The RDI's work does nevertheless have economic significance. Interoperability is a priority topic for the European Commission, which wants to ensure that data exchange is possible both with and between government organisations, and at the same time remove obstacles to European digital market activity. [Interoperable Europe]. Open standards for data storage, exchange and security play a vital role in that strategy, as does open-source coding (sharing and reuse).
Continuity, freedom and security
"We can't force people to use IPv6," says Nagtegaal, "because there's no law saying that they have to use it. What we can do is work with stakeholders such as SIDN, the Forum for Standardisation and the Platform for Internet Standards to encourage the use of IPv6, to emphasise its importance and to include it in our conversations."
"It's fine for us to push organisations to raise their level if they are still using legacy technology. Most European legislation is drafted on the basis of the market principle. We focus on the technical side of things: continuity, freedom and security. We define and perform our role accordingly. The adoption of open internet standards can't be enforced, but does have economic benefits."

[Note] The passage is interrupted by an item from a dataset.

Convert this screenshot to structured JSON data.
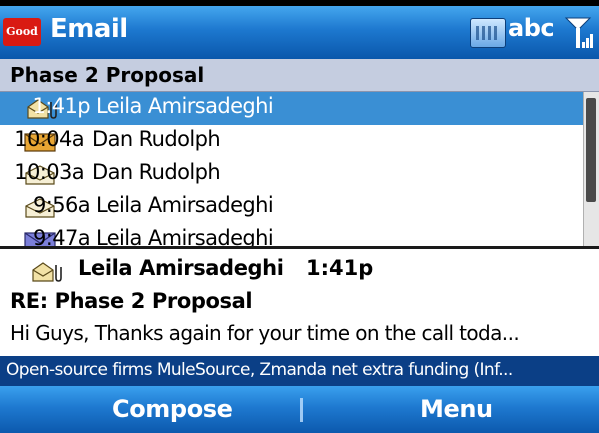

"IPv4 does still work, but it's more expensive and addresses are scarcer. For example, the availability of IPv6 is very important in relation to the IoT and AI, because it enables you to connect a large number of devices to your network."
Adoption, standardisation and certification
"At the moment, we're still looking for ways to encourage adoption that are within our mandate," asserts Nagtegaal. "What communication channels should we use? And what's the best way to work with other stakeholders such as SIDN and the Platform for Internet Standards? The Forum for Standardisation has done some really good work in that regard."
"As the industry's technical regulator, we also want to be more closely involved in standardisation and certification, in the interest of interoperability. That implies paying attention to the use of open standards and security standards. In tandem with the EU, the standardisation bodies and market players, we've been doing that for a long time where radio and devices are concerned. And it's vital that we work with other stakeholders to build a similar position on digital standards in the Dutch market."